I pull out a compact mirror from my purse and take stock of the traces of Xanax left in my system. My skin looks sallow and worn. I apply crimson lipstick. My hands shake. Lauren will be waiting for me outside baggage claim and we will travel East together along the length of Lake Erie’s edge towards the broken eyes of the storm. We will take the back roads home, past old BBQ joints, boarded up elementary schools and dilapidated homes once occupied by barrel chested industrial pioneers. The porches now sad and sunken in the middle, frowning. Neglected children’s toys litter front lawns, metal bicycle handles peering out from beneath a slowly receding blanket of hardened snow. Houses that hold stories that make us appreciate our own small lives.

I clumsily gather luggage, bags I don’t remember packing in the wake of unexpected blurry phone calls at dawn. I avoid all eye contact and exit the jet bridge into the airport terminal and proceed down the long cement corridor, its floor glittered and specked in tones of gray. Footsteps click and reverberate against the walls, like a horse quickening its pace. Fragrant aromas of trans-fat fill the airport and multiple food kiosks sell oversize carb-laden carnival fare. Cinnamon buns and soft pretzels drip and glisten under swollen heat lamps. I reach the exit and push past the turnstile of revolving glass doors only to be welcomed by the burning brutality that is the winter in the Midwest. A swift left hook punch in the face, always a surprise. Air so cold and dry it makes your knuckles crack at every crease and the fine hair on your tits stand on end. This chill will remain in your bones for your entire life, never allowing you to forget her tenacious grip.

As expected, Lauren is waiting in her car outside. Her curly auburn hair reaches beyond her profile and is shorter than the last time I saw her. Her skin unnaturally tan. She stares ahead unfocused, a cigarette dangling from her left hand out the window. She possesses a beauty that is so powerful, rare, unknowing. Even as a child she was a life-sized doll, her perfect tendrils falling against the dimples in her heart-shaped face. I knock on the salt stained window to get her attention and for a brief moment we have light in our eyes, in the fallacy that we are reunited under happy normal circumstances. She gets out of the car in an excited hurry, dropping her cigarette to the ground, still burning in a crooked line. I drop my suitcase by the trunk. We hug hard. I can feel her frailty and the length of her bones down her spine through her threadbare black sweater. Her hair smells of roses, stale smoke and Aargan oil. She helps me with my bag, and we settle into the warmth of her car. We share cigarettes and light gossip as we always have. Being together feels youthful and we fall into old routines without prompting. We are comforted in each other’s presence. I scan the radio to find songs that are familiar, and our usual banter carries us east.

Even in the balm of February I can smell the lake lurking north. Swampy, furious and churning with zebra mussel carcasses. Dead perch rot on the shore. Silvered skin clinging to skeletal remnants reminding us of their short uneventful life. Reminding myself that if I would have stayed here something in me would have died too. We are going home, not the home where we live now but the home of our past, our youth, our childhood. The place that still holds all of our hopes like a locked jewelry box on my mother’s bureau. Protecting them, keeping them safe.

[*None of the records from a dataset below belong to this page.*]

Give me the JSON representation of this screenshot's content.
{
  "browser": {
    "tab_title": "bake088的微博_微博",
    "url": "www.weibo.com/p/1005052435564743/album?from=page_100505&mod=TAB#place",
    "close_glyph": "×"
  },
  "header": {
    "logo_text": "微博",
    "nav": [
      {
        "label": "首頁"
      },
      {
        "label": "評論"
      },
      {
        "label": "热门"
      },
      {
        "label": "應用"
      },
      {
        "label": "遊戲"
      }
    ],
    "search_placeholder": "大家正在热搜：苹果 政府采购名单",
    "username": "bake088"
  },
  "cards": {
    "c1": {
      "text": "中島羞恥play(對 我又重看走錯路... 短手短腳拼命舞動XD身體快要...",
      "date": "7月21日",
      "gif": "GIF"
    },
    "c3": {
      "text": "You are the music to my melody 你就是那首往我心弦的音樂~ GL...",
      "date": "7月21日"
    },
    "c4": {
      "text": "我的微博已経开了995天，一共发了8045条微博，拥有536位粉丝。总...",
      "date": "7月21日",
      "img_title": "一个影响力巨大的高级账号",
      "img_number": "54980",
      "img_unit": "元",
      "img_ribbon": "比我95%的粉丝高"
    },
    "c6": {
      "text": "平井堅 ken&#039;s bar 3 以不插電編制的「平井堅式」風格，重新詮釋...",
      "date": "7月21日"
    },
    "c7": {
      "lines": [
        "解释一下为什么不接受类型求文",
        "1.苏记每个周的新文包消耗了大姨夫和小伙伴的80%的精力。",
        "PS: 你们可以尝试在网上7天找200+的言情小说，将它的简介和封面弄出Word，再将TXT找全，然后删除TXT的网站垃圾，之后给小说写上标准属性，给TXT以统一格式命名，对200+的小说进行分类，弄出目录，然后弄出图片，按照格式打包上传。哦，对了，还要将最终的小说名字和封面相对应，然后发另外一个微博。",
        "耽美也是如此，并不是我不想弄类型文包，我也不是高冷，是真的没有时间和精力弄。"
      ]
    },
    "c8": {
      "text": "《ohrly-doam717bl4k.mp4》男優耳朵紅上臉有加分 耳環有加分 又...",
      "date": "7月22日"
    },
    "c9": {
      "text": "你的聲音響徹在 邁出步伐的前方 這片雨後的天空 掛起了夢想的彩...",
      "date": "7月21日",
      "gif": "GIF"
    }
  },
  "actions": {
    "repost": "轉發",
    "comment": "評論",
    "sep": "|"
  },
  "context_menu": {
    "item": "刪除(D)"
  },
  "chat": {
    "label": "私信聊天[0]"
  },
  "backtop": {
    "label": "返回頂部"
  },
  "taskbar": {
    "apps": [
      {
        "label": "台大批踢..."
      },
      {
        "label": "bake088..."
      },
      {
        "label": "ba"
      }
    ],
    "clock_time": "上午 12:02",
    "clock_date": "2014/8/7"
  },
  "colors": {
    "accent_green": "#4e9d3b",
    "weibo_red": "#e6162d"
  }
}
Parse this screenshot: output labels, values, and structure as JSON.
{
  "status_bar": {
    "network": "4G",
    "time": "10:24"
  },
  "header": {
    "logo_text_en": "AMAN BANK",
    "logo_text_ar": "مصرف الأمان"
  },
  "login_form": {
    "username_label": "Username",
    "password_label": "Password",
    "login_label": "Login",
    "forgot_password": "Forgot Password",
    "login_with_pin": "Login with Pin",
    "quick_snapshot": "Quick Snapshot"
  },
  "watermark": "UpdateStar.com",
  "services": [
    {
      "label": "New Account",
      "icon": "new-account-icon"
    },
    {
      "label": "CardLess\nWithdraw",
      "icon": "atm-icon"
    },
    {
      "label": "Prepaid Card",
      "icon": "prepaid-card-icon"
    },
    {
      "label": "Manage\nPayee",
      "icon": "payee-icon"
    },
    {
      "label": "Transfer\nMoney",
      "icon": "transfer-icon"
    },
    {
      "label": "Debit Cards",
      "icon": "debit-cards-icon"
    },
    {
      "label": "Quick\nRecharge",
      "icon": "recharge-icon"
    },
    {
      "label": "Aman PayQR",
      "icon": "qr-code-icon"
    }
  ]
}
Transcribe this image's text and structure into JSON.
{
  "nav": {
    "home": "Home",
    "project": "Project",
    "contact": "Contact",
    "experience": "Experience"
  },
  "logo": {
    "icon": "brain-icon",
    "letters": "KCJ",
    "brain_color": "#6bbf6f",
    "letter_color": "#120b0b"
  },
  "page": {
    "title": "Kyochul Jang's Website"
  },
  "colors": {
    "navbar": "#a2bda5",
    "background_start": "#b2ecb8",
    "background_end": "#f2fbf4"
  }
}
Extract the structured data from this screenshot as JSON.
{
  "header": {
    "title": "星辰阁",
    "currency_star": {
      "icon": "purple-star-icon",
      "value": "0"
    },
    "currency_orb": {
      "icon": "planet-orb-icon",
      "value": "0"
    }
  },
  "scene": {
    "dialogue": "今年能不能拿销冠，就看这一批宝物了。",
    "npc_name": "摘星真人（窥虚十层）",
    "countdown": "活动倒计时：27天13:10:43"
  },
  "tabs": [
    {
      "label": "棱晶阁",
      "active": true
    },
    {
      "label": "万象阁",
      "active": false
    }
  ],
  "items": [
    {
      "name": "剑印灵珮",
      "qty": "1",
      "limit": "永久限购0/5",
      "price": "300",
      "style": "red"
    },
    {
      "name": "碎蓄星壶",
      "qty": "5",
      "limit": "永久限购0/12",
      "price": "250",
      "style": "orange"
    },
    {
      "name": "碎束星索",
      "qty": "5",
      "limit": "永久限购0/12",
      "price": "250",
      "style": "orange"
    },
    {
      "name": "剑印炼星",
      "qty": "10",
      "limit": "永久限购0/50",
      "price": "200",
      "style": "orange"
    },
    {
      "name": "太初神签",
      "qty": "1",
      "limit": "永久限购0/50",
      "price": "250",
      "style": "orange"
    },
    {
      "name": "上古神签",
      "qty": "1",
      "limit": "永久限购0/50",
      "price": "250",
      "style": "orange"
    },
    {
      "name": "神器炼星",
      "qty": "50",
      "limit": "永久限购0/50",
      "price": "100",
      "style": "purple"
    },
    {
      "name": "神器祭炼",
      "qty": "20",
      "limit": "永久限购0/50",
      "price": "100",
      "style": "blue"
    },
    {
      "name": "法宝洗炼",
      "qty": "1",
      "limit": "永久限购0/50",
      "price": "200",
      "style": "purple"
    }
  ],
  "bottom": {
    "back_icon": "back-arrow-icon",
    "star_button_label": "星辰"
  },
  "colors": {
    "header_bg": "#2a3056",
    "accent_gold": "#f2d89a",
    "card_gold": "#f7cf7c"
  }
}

The home engrained within our bones, just like the cold, never leaving us. We are going home to the place we vowed we would never return to and the one we can’t stay away from.

We light up our last cigarettes of the car ride at the Vrooman road exit. An acutely timed ritual since we first began buying packs of Virginia Slims out of vending machines in entryways of diners. Establishments where we would drink bottomless cups of weak tawny coffee and converse in false sophistication about a life less ordinary, outside of Ohio, biding our time. All of those dreams gone to die in those ripped vinyl booths, in our awkward disparate youth. Visions of the future before we put the holes in our brains, small cavities resembling delicately sliced alpine lace Swiss cheese. Delusional yet attainable visions of life before the consumption of things like ecstasy; speedy white Ferraris and smacky pichachus. Who could predict the danger pills with those adorable names could contain? Visions before the cocaine, the meth, the special K, the alcohol, the Darvocet, the Percocet, the marijuana, the heroin. The things that could lift you up until you broke. Each one of us knowing our limits. Most of us survivors of the experimentation periods.

“I had this thought this week,” I began.

“Let’s hear it,” Lauren encourages, turning the dial on the radio’s volume down.

“I was stopped at a red light downtown after work and I saw this homeless guy folding a blanket and I wondered who taught him how to do that — who taught him how to fold a blanket, who taught him how to tie his shoes?”

I fidget uncomfortably in my seat, pulling between my thighs at my clinging dress.

“Who taught him how to use a fork, to survive,” I make a fist and press it vertically against the condensation growing on the passenger window, dotting the top of its imprint with small circles like baby toes. I think of my brother and the painful bloated road trips of our past as children.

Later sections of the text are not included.